No. 12 – Hamilton Tiger-Cats
- Position: Cornerback
- Roster status: Active
- CFL status: American

Personal information
- Born: March 19, 1999 (age 27) Pasadena, California, U.S.
- Listed height: 6 ft 0 in (1.83 m)
- Listed weight: 194 lb (88 kg)

Career information
- High school: San Gorgonio (San Bernardino, California)
- College: Oregon State (2017–2020) BYU (2021–2022)
- NFL draft: 2023: undrafted

Career history
- Jacksonville Jaguars (2023)*; New York Giants (2023)*; Denver Broncos (2024)*; Green Bay Packers (2025)*; Chicago Bears (2025)*; Hamilton Tiger-Cats (2026–present);
- * Offseason and/or practice squad member only
- Stats at Pro Football Reference

= Kaleb Hayes =

American football player (born 1999)

Kaleb Hayes (born March 19, 1999) is an American professional football cornerback for the Hamilton Tiger-Cats of the Canadian Football League (CFL).
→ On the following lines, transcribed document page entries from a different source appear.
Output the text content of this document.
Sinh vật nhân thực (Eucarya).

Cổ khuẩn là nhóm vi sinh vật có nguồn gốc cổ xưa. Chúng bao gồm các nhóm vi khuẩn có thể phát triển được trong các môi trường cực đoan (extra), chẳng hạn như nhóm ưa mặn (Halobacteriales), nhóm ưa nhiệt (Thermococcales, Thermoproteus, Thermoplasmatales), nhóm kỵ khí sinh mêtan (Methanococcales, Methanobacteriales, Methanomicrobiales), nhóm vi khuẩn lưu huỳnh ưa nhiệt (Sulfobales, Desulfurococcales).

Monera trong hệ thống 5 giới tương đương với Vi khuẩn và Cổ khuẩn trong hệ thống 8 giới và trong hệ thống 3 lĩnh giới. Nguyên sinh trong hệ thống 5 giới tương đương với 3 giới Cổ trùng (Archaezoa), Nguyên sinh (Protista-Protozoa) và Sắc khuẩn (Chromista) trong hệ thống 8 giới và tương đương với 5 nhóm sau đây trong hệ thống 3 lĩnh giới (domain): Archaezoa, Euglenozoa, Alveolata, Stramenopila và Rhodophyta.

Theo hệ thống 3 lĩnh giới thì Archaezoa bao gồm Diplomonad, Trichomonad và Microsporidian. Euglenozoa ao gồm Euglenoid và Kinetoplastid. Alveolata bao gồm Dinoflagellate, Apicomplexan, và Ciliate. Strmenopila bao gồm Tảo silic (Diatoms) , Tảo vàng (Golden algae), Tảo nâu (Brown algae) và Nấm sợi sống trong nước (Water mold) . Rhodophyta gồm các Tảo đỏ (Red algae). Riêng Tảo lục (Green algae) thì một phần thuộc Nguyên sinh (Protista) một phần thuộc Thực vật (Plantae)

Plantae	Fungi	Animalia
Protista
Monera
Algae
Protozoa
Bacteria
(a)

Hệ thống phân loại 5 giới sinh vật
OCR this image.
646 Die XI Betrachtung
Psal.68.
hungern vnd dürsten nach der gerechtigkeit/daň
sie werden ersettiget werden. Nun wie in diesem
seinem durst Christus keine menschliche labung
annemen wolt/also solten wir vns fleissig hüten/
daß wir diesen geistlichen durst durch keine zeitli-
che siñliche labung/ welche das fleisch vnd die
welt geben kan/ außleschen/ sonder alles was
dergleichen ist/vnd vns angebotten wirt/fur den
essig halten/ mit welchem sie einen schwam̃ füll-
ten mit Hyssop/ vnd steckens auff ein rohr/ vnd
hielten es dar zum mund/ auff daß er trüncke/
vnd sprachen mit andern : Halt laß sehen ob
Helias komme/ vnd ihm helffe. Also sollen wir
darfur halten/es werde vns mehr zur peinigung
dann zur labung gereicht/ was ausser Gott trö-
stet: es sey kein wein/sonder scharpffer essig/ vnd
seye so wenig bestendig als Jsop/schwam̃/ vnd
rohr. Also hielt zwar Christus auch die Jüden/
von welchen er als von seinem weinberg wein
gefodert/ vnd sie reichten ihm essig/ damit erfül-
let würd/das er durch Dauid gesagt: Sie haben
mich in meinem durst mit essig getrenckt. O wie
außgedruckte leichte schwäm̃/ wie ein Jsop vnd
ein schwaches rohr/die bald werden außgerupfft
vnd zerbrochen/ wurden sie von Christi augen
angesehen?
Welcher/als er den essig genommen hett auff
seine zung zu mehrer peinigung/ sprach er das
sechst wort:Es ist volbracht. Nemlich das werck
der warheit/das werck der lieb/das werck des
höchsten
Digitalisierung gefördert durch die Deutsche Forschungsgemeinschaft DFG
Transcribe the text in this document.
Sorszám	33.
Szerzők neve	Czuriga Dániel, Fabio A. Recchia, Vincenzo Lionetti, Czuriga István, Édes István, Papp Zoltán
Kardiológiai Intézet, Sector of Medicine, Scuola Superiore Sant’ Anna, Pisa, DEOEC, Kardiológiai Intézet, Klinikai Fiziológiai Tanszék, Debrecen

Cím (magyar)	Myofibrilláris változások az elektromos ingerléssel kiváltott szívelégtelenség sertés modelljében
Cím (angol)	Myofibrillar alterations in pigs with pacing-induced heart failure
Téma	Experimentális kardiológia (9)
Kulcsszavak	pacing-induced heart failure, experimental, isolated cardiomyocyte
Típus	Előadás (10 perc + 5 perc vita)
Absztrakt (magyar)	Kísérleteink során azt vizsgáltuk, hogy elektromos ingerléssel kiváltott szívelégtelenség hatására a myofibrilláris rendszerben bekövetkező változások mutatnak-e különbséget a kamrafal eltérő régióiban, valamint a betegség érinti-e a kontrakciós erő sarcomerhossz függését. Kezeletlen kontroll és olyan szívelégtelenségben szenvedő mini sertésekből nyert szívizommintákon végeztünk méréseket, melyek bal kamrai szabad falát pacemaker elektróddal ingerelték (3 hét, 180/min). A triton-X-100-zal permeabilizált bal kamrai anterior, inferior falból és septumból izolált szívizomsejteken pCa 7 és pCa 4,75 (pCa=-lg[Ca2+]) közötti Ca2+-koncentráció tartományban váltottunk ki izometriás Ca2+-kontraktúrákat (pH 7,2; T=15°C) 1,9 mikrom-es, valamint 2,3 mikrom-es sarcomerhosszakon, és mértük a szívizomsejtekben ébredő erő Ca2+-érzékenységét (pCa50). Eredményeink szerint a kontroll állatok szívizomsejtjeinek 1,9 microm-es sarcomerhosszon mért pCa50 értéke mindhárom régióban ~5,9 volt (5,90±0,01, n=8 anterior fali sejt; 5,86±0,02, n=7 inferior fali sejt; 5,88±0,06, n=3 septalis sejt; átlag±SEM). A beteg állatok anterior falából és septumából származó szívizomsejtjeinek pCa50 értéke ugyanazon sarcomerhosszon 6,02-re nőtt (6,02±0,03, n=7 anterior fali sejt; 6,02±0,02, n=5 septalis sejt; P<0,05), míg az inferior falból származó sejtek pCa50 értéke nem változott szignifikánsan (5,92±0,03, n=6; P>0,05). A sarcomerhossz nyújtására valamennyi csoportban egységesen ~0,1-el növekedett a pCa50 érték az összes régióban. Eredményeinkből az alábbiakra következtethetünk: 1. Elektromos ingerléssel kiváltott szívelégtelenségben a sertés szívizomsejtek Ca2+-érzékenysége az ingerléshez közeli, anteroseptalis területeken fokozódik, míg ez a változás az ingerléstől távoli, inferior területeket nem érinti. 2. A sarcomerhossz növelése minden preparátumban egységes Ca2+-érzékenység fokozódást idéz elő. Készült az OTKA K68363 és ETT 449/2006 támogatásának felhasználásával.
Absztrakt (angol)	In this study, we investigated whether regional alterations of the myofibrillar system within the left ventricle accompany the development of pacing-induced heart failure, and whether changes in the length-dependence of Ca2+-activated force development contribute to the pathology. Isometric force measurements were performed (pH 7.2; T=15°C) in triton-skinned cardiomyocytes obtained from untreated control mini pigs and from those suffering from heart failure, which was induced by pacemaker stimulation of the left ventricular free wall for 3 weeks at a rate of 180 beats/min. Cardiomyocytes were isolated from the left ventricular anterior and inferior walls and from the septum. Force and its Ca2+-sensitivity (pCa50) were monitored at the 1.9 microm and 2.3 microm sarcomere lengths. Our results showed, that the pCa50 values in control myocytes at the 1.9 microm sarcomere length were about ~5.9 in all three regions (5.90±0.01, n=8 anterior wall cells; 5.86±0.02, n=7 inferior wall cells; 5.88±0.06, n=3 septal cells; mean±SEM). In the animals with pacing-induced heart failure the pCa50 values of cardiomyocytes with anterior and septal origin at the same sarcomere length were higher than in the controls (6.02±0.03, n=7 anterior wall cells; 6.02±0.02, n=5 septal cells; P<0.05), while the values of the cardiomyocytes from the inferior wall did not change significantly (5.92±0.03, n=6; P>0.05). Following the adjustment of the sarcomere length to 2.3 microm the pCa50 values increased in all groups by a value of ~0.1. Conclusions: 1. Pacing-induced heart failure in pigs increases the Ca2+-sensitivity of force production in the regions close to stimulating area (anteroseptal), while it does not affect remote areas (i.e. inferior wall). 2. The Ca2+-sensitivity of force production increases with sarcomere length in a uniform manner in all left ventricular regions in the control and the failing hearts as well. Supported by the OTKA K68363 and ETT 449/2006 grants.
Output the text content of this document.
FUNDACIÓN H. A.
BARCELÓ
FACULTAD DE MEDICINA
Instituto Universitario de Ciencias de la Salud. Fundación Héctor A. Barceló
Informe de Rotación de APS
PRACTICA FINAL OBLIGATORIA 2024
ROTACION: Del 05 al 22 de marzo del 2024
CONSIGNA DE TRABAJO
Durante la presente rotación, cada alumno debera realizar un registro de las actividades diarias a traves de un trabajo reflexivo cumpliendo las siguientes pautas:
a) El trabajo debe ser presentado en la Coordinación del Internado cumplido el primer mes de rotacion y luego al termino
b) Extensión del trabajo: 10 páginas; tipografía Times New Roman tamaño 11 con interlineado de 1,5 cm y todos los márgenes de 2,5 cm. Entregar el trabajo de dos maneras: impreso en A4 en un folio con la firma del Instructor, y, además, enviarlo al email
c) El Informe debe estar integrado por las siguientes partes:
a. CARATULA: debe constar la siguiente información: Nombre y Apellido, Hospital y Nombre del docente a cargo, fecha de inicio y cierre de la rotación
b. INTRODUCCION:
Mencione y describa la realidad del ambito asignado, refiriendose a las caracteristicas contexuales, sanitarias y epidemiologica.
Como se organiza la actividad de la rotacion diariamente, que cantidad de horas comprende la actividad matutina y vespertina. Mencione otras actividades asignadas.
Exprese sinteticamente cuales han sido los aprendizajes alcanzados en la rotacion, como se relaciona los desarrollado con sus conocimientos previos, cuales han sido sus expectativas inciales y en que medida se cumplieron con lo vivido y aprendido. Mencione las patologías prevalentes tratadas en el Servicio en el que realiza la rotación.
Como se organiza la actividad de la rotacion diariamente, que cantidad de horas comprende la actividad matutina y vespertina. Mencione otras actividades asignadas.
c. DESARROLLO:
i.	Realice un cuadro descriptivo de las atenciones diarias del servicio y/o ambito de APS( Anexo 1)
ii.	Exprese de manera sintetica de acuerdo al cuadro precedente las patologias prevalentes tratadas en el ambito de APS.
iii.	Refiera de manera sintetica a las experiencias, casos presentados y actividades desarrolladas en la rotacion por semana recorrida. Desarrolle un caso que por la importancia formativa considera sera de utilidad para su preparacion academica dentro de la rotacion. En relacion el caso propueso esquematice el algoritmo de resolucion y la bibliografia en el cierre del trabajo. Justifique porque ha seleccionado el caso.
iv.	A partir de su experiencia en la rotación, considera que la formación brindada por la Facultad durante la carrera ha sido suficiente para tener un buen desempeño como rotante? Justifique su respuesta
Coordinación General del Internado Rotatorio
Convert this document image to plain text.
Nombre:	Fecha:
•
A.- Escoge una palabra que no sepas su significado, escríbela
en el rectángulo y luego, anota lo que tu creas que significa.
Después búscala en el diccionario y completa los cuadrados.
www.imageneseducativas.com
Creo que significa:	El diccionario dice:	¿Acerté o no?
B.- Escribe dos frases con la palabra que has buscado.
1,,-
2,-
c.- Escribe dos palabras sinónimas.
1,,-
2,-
He played college football for the Oregon State Beavers and BYU Cougars.

== Early life ==
Hayes attended high school at San Gorgonio. Coming out of high school, Hayes was rated as a three star recruit, where he decided to commit to play college football for the Oregon State Beavers.

== College career ==
=== Oregon State ===
In Hayes first two collegiate seasons in 2018 and 2019, he totaled 46 tackles, eight pass deflections, and an interception, in 17 games. Hayes decided to sit out of the 2020 season, due to the COVID-19 pandemic. After the conclusion of the 2020 season, Hayes decided to enter his name into the NCAA transfer portal.

=== BYU ===
Hayes decided to transfer to play for the BYU Cougars. In the 2021 season, Hayes tallied 26 tackles and 12 pass deflections in his first year with the Cougars. Heading into the 2022 season, Hayes was named one of the team captains for the Cougars. During the 2022 season, Hayes played in twelve games, while making ten starts for the Cougars, where he notched 41 tackles and seven pass deflections.

== Professional career ==

Pre-draft measurables
| Height | Weight | Arm length | Hand span | Wingspan | 40-yard dash | 10-yard split | 20-yard split | 20-yard shuttle | Three-cone drill | Vertical jump | Broad jump | Bench press |
| 5 ft 11+1⁄2 in (1.82 m) | 194 lb (88 kg) | 32+5⁄8 in (0.83 m) | 8+7⁄8 in (0.23 m) | 6 ft 4+1⁄4 in (1.94 m) | 4.33 s | 1.54 s | 2.53 s | 4.27 s | 6.88 s | 40.0 in (1.02 m) | 10 ft 8 in (3.25 m) | 17 reps |
All values from Pro Day

=== Jacksonville Jaguars ===
After not being drafted in the 2023 NFL draft, Hayes signed with the Jacksonville Jaguars as an undrafted free agent on May 1, 2023. However during final roster cuts, Hayes was released by the Jaguars.

=== New York Giants ===
On August 31, 2023, Hayes signed to the New York Giants practice squad. On January 8, 2024, after spending the entire 2023 season on the Giants practice squad, Hayes signed a futures contract with New York. He was waived on August 11, 2024.

=== Denver Broncos ===
On August 12, 2024, Hayes was claimed off waivers by the Denver Broncos. He was waived on August 26, 2024.

===Green Bay Packers===
On January 14, 2025, Hayes signed a reserve/futures contract with the Green Bay Packers. He was released by the Packers on May 21.

===Chicago Bears===
On July 4, 2025, Hayes signed with the Michigan Panthers of the United Football League (UFL). However, Hayes signed with the Chicago Bears on August 12, meaning he was never active for the Panthers in any practices or games. On August 25, Hayes was waived by the Bears.

===Hamilton Tiger-Cats===
Hayes signed with the Hamilton Tiger-Cats of the Canadian Football League (CFL) on January 20, 2026.